Xavi é oficializado como novo técnico do Barcelona: um símbolo do barcelonismo, mas também um treinador iniciante em árdua tarefa

Depois de uma longa novela para a liberação, Xavi foi confirmado pelo Barcelona e será apresentado na segunda

A novela se arrastou durante os últimos dias, mas o Barcelona confirmou a chegada de Xavi Hernández como seu novo treinador na calada da noite, durante o início da madrugada de sábado na Espanha. A lenda blaugrana em seus tempos de meio-campista viverá sua primeira experiência como técnico no futebol europeu, após pouco mais de dois anos à frente do Al Sadd. E logo chega com a missão de desarmar uma bomba, considerando o baixo rendimento do Barça durante os últimos meses sob as ordens de Ronald Koeman. Conforme o comunicado do clube, Xavi assina contrato por duas temporadas e meia, até junho de 2024. O comandante ainda não trabalhará no final de semana, com sua apresentação marcada para a próxima segunda-feira. O antigo cérebro em campo, agora, precisará se provar como um novo mentor fora dele.
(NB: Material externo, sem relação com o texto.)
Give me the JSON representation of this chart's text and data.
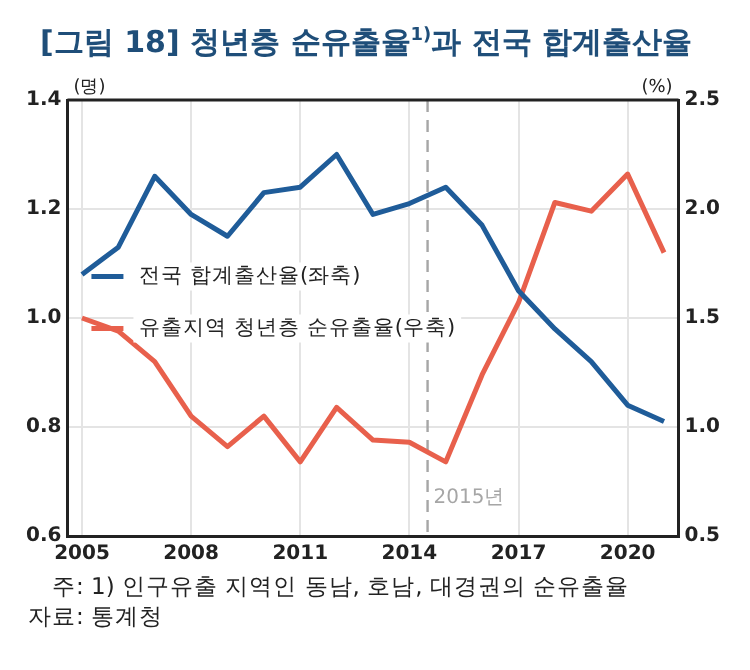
{
  "chart_data": {
    "type": "line",
    "title": "[그림 18] 청년층 순유출율$^{1)}$과 전국 합계출산율",
    "ylabel": "(명)",
    "y2label": "(%)",
    "x": [
      2005,
      2006,
      2007,
      2008,
      2009,
      2010,
      2011,
      2012,
      2013,
      2014,
      2015,
      2016,
      2017,
      2018,
      2019,
      2020,
      2021
    ],
    "series": [
      {
        "name": "전국 합계출산율(좌축)",
        "color": "#1f5c99",
        "values": [
          1.08,
          1.13,
          1.26,
          1.19,
          1.15,
          1.23,
          1.24,
          1.3,
          1.19,
          1.21,
          1.24,
          1.17,
          1.05,
          0.98,
          0.92,
          0.84,
          0.81
        ]
      },
      {
        "name": "유출지역 청년층 순유출율(우축)",
        "color": "#e8604c",
        "axis": "y2",
        "values": [
          1.5,
          1.44,
          1.3,
          1.05,
          0.91,
          1.05,
          0.84,
          1.09,
          0.94,
          0.93,
          0.84,
          1.24,
          1.57,
          2.03,
          1.99,
          2.16,
          1.8
        ]
      }
    ],
    "xlim": [
      2004.6,
      2021.4
    ],
    "xticks": [
      2005,
      2008,
      2011,
      2014,
      2017,
      2020
    ],
    "ylim": [
      0.6,
      1.4
    ],
    "yticks": [
      {
        "value": 0.6,
        "label": "0.6"
      },
      {
        "value": 0.8,
        "label": "0.8"
      },
      {
        "value": 1.0,
        "label": "1.0"
      },
      {
        "value": 1.2,
        "label": "1.2"
      },
      {
        "value": 1.4,
        "label": "1.4"
      }
    ],
    "y2lim": [
      0.5,
      2.5
    ],
    "y2ticks": [
      {
        "value": 0.5,
        "label": "0.5"
      },
      {
        "value": 1.0,
        "label": "1.0"
      },
      {
        "value": 1.5,
        "label": "1.5"
      },
      {
        "value": 2.0,
        "label": "2.0"
      },
      {
        "value": 2.5,
        "label": "2.5"
      }
    ],
    "ref_lines": [
      {
        "axis": "x",
        "value": 2014.5,
        "label": "2015년",
        "color": "#a6a6a6",
        "line_style": "dashed"
      }
    ],
    "grid": true,
    "legend": "left",
    "marker": "none",
    "line_style": "solid",
    "annotations": [
      "주: 1) 인구유출 지역인 동남, 호남, 대경권의 순유출율",
      "자료: 통계청"
    ]
  }
}
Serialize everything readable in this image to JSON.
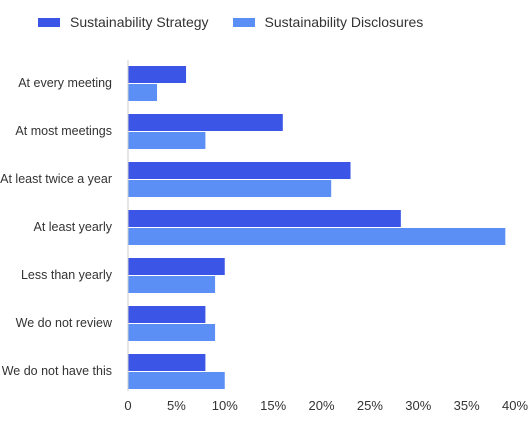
{
  "chart_data": {
    "type": "bar",
    "orientation": "horizontal",
    "categories": [
      "At every meeting",
      "At most meetings",
      "At least twice a year",
      "At least yearly",
      "Less than yearly",
      "We do not review",
      "We do not have this"
    ],
    "series": [
      {
        "name": "Sustainability Strategy",
        "color": "#3b55e6",
        "values": [
          6,
          16,
          23,
          28.2,
          10,
          8,
          8
        ]
      },
      {
        "name": "Sustainability Disclosures",
        "color": "#5b8ff5",
        "values": [
          3,
          8,
          21,
          39,
          9,
          9,
          10
        ]
      }
    ],
    "xlim": [
      0,
      40
    ],
    "xticks": [
      "0",
      "5%",
      "10%",
      "15%",
      "20%",
      "25%",
      "30%",
      "35%",
      "40%"
    ],
    "title": "",
    "xlabel": "",
    "ylabel": "",
    "grid": false,
    "legend_position": "top-left"
  }
}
“Não era um adeus, era um até logo. O Camp Nou sempre foi minha casa. Vocês são minha torcida, minha gente, o clube que mais amo. E agora volto para casa. Nos vemos em breve, culés. Força, Barça!”, afirmou Xavi, em sua primeira mensagem à torcida. O treinador foi liberado depois de uma intrincada negociação com o Al Sadd, que só aceitou a saída sob pagamento de multa. O Barcelona tentava negociar outros meios de compensar, seja com acordos comerciais ou amistosos, e chegou até a negar a nota publicada pelos catarianos no início do dia, dizendo que o treinador já estava liberado. Segundo o jornal El País, o Al Sadd receberá €5 milhões pela rescisão, montante pago integralmente pelo Barça em anos vindouros para não ferir o Fair Play Financeiro.

Por tudo o que Xavi representa ao Barcelona, não existiam dúvidas de que o veterano um dia assumiria o comando dos blaugranas. A dúvida era sobre qual momento seria mais oportuno. O espanhol chegou a ser cogitado para o cargo antes da contratação de Quique Setién e Ronald Koeman, mas muitos consideravam que ele não estava suficientemente talhado para a missão – inclusive o presidente Joan Laporta, em meio à sua campanha eleitoral. Sua rodagem não mudou tanto assim desde então, mas, diante da emergência no Camp Nou, Xavi virou a principal cartada do Barça para tentar solucionar a crise. É um cara que conhece muito bem o clube e tentará renovar essa identidade, em tempos de dificuldades.

Aos 41 anos, Xavi teve sua única experiência como treinador à frente do Al Sadd. Foram 91 partidas na direção do clube do Catar, com um aproveitamento respeitável de 73% dos pontos. Vale ponderar, contudo, que a força do Al Sadd no contexto doméstico impulsiona esses números. O clube conquistou uma edição do Campeonato Catariano no intervalo, além de levar seis copas nacionais. O desempenho na liga passada, sobretudo, foi excepcional e o time levou o troféu de maneira invicta, com 19 vitórias em 22 partidas, além de expressivos 77 gols marcados e só 14 sofridos. A lacuna ficou para as empreitadas internacionais, sem passar das oitavas de final em duas aparições na Champions Asiática (com a queda na fase de grupos da atual edição) e uma participação decepcionante no Mundial de Clubes de 2019.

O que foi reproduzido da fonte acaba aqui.